Bangladesh’s central bank has sued a Philippine bank over a massive cyber heist, claiming Rizal Commercial Banking Corp. facilitated the $101 million theft and the laundering of stolen funds through casinos in the Philippines.
Bangladesh Bank said in a lawsuit filed in New York that Rizal employees conspired with the North Korean hackers who made fraudulent transfers from Bangladesh Bank’s account at the Federal Reserve Bank of New York in February 2016 after breaking into its computer network.
Rizal “established and allowed the use of the numerous bank accounts necessary to the laundering and theft of the funds,” serving as the critical “bridge” between the New York Fed account and the Philippine casinos where stolen funds were laundered, the complaint said.
According to the suit, the “massive, multi-level conspiracy to carry out one of the largest bank heists in modern history” involved “multiple individuals up to the highest levels of RCBC.”
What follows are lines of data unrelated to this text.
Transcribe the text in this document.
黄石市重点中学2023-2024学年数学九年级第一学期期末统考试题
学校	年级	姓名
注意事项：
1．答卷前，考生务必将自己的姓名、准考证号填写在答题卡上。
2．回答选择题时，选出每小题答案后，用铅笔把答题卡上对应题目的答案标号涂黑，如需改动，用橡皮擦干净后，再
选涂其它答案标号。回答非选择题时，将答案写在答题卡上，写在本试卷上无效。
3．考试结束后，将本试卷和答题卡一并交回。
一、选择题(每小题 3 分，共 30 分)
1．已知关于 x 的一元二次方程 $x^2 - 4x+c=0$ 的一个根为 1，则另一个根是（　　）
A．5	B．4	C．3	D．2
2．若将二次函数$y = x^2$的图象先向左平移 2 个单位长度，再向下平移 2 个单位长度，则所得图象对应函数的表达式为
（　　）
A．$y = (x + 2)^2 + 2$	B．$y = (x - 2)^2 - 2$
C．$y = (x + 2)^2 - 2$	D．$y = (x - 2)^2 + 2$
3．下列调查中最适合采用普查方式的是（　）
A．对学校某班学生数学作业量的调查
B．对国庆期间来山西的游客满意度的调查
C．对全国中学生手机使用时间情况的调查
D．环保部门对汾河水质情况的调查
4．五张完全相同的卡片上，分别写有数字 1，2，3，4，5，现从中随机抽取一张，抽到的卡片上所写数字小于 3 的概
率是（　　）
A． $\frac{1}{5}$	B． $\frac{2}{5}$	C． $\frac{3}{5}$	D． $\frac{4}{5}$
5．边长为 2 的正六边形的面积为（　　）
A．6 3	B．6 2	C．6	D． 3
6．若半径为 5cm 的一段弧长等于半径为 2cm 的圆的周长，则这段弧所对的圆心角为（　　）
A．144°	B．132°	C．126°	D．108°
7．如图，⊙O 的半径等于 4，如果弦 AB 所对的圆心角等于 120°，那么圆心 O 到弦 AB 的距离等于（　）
An attorney for RCBC said the suit was “nothing more than a political stunt” through which the Bangladesh bank was trying to shift the blame for its information security failings. Investigators have said the hackers broke into the bank’s computers and took control of credentials that were used to log into the SWIFT payment platform.
But the New York Fed said in a statement that it was “aligned in the pursuit of recovering the funds and directing litigation against those who were complicit in or benefited from the fraud.”
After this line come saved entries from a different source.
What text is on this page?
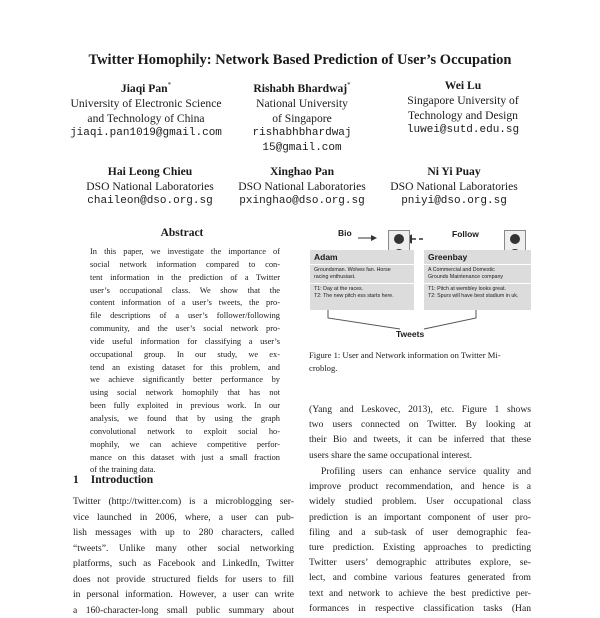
Twitter Homophily: Network Based Prediction of User’s Occupation
Jiaqi Pan*
University of Electronic Science
and Technology of China
jiaqi.pan1019@gmail.com
Rishabh Bhardwaj*
National University
of Singapore
rishabhbhardwaj
15@gmail.com
Wei Lu
Singapore University of
Technology and Design
luwei@sutd.edu.sg
Hai Leong Chieu
DSO National Laboratories
chaileon@dso.org.sg
Xinghao Pan
DSO National Laboratories
pxinghao@dso.org.sg
Ni Yi Puay
DSO National Laboratories
pniyi@dso.org.sg
Abstract
In this paper, we investigate the importance of
social network information compared to con-
tent information in the prediction of a Twitter
user’s occupational class. We show that the
content information of a user’s tweets, the pro-
file descriptions of a user’s follower/following
community, and the user’s social network pro-
vide useful information for classifying a user’s
occupational group. In our study, we ex-
tend an existing dataset for this problem, and
we achieve significantly better performance by
using social network homophily that has not
been fully exploited in previous work. In our
analysis, we found that by using the graph
convolutional network to exploit social ho-
mophily, we can achieve competitive perfor-
mance on this dataset with just a small fraction
of the training data.
1 Introduction
Twitter (http://twitter.com) is a microblogging ser-
vice launched in 2006, where, a user can pub-
lish messages with up to 280 characters, called
“tweets”. Unlike many other social networking
platforms, such as Facebook and LinkedIn, Twitter
does not provide structured fields for users to fill
in personal information. However, a user can write
a 160-character-long small public summary about
Bio	Follow
Tweets
Adam
Groundsman. Wolves fan. Horse
racing enthusiast.
T1: Day at the races.
T2: The new pitch ess starts here.
Greenbay
A Commercial and Domestic
Grounds Maintenance company
T1: Pitch at wembley looks great.
T2: Spurs will have best stadium in uk.
Figure 1: User and Network information on Twitter Mi-
croblog.
(Yang and Leskovec, 2013), etc. Figure 1 shows
two users connected on Twitter. By looking at
their Bio and tweets, it can be inferred that these
users share the same occupational interest.
Profiling users can enhance service quality and
improve product recommendation, and hence is a
widely studied problem. User occupational class
prediction is an important component of user pro-
filing and a sub-task of user demographic fea-
ture prediction. Existing approaches to predicting
Twitter users’ demographic attributes explore, se-
lect, and combine various features generated from
text and network to achieve the best predictive per-
formances in respective classification tasks (Han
In August 2016, the central bank of the Philippines hit RCBC with a record fine of 1 billion pesos — at the time, equivalent to $21.3 million — after conducting its own investigation of the heist.
Bangladesh Bank said RCBC’s correspondent bank accounts in New York received the fraudulent transfers from the New York Fed via the Fed’s Fedwire system. From there, the money was quickly moved to “fictitious U.S. dollar accounts in the Philippines, which RCBC [had] created nearly a year earlier to receive the stolen funds from New York,” the suit said.
According to Bangladesh Bank, senior RCBC personnel had “full authority and control” over the fictitious accounts.